Die Umsturzversuche scheinen abgewehrt – vorerst.

Foto: APA / Helmut Fohringer

Donna bittet um einen Augenblick Pause. Die Aufregung lässt sie nach Luft schnappen, und das liegt nicht nur an den Kameraleuten, die sich vor dem Eckhaus in der Wiener Löwelstraße postiert haben. Aus der Fassung bringen sie jene Herrschaften, die hinter der rot beschilderten Gründerzeitfassade ihre Büros haben. "Die da oben sind für mich keine Sozialdemokraten mehr", sagt Donna, "das sind schlechte Menschen."

Es ist der Zorn über die eigene Führungsriege, der Donna mit ein paar Dutzend Gleichgesinnter vor die SPÖ-Zentrale getrieben hat.

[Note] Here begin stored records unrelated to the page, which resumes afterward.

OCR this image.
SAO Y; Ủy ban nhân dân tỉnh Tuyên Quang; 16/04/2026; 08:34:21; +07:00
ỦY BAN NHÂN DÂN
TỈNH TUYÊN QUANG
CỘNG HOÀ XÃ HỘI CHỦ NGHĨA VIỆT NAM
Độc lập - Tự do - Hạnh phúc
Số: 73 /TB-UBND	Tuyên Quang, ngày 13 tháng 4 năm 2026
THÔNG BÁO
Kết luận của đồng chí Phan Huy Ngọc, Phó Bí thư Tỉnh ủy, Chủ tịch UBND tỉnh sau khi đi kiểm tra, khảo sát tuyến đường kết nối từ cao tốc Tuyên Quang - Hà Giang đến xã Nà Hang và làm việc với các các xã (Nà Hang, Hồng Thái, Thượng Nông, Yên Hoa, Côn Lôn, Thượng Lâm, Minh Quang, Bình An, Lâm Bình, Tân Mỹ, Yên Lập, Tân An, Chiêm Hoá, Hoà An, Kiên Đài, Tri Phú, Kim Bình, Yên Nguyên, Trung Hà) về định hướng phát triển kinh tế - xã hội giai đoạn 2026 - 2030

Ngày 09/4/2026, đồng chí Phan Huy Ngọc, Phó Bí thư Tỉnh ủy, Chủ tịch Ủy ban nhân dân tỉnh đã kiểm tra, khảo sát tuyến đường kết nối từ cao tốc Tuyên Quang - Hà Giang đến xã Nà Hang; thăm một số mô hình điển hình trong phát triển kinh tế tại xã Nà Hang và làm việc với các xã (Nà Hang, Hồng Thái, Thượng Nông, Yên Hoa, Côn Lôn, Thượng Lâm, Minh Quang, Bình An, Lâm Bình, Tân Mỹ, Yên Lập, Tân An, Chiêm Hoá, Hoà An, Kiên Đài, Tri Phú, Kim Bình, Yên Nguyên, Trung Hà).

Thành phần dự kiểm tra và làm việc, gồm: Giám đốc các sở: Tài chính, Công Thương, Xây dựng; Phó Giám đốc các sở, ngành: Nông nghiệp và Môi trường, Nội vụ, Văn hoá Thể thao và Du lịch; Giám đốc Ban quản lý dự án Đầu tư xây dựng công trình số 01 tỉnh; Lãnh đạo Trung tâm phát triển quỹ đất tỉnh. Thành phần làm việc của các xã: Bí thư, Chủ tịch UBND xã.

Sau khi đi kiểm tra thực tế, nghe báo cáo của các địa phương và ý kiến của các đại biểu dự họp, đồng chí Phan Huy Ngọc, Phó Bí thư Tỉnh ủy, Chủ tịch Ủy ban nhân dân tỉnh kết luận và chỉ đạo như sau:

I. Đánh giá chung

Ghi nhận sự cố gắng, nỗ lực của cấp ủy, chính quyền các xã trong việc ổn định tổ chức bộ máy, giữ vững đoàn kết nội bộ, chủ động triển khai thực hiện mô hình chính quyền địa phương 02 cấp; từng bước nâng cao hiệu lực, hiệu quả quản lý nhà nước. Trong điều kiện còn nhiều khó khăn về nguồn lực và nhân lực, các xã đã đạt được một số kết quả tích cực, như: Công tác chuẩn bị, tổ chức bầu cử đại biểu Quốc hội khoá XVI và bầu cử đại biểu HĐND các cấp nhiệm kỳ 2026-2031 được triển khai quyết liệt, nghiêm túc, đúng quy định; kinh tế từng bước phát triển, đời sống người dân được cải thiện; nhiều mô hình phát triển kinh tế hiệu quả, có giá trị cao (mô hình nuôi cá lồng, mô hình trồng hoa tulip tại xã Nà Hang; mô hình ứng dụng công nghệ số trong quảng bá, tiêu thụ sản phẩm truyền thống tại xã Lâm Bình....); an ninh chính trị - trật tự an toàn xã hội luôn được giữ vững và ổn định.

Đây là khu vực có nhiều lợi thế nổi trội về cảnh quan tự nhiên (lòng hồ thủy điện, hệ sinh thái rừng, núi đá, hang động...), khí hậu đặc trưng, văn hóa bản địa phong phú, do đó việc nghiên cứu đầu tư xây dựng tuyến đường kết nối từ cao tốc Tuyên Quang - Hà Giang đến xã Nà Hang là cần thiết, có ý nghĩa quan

Junge Sozialdemokraten haben zum Flashmob gerufen, um gegen den harten Sparkurs im Haus zu protestieren.

Am Donnerstag hatte die Parteispitze per Mail 23 Mitarbeiter gekündigt, nein – pardon – über das Ende ihrer Anstellung mit Ende März unterrichtet. "Bitte verstehe dieses Schreiben nicht als Kündigung", hieß es, "sondern als schlichte Information."

"Was soll das denn heißen?", ärgert sich Donna, nachdem die Gruppe mit gestreckter Faust die Internationale abgesungen hat: "Das ist, also ob mir mein Freund schreibt, er mache nicht Schluss mit mir, wolle mich aber nicht mehr sehen." Der Umgang mit den Mitarbeitern sei "ein Desaster", schimpft ein anderer Genosse: "Die Jungen werden rausgehaut, die Bonzokratie wird geschützt." Ein Dritter sagt: "Es reicht. Die Parteispitze muss gehen."

Kein unumstrittener Nachfolger

Am Abend davor schien es, als wäre es bald so weit. Im Sog des weitverbreiteten Ärgers über das Sparprogramm hatten sich Gegner von Parteichefin Pamela Rendi-Wagner formiert, um eine Mehrheit für ihre Ablöse zu finden. Doch der Plan scheiterte offenbar am Widerstand der Landesparteien aus Wien und dem Burgenland. Dem Vernehmen nach soll auch die Gewerkschaft die amtierende Vorsitzende gestützt haben.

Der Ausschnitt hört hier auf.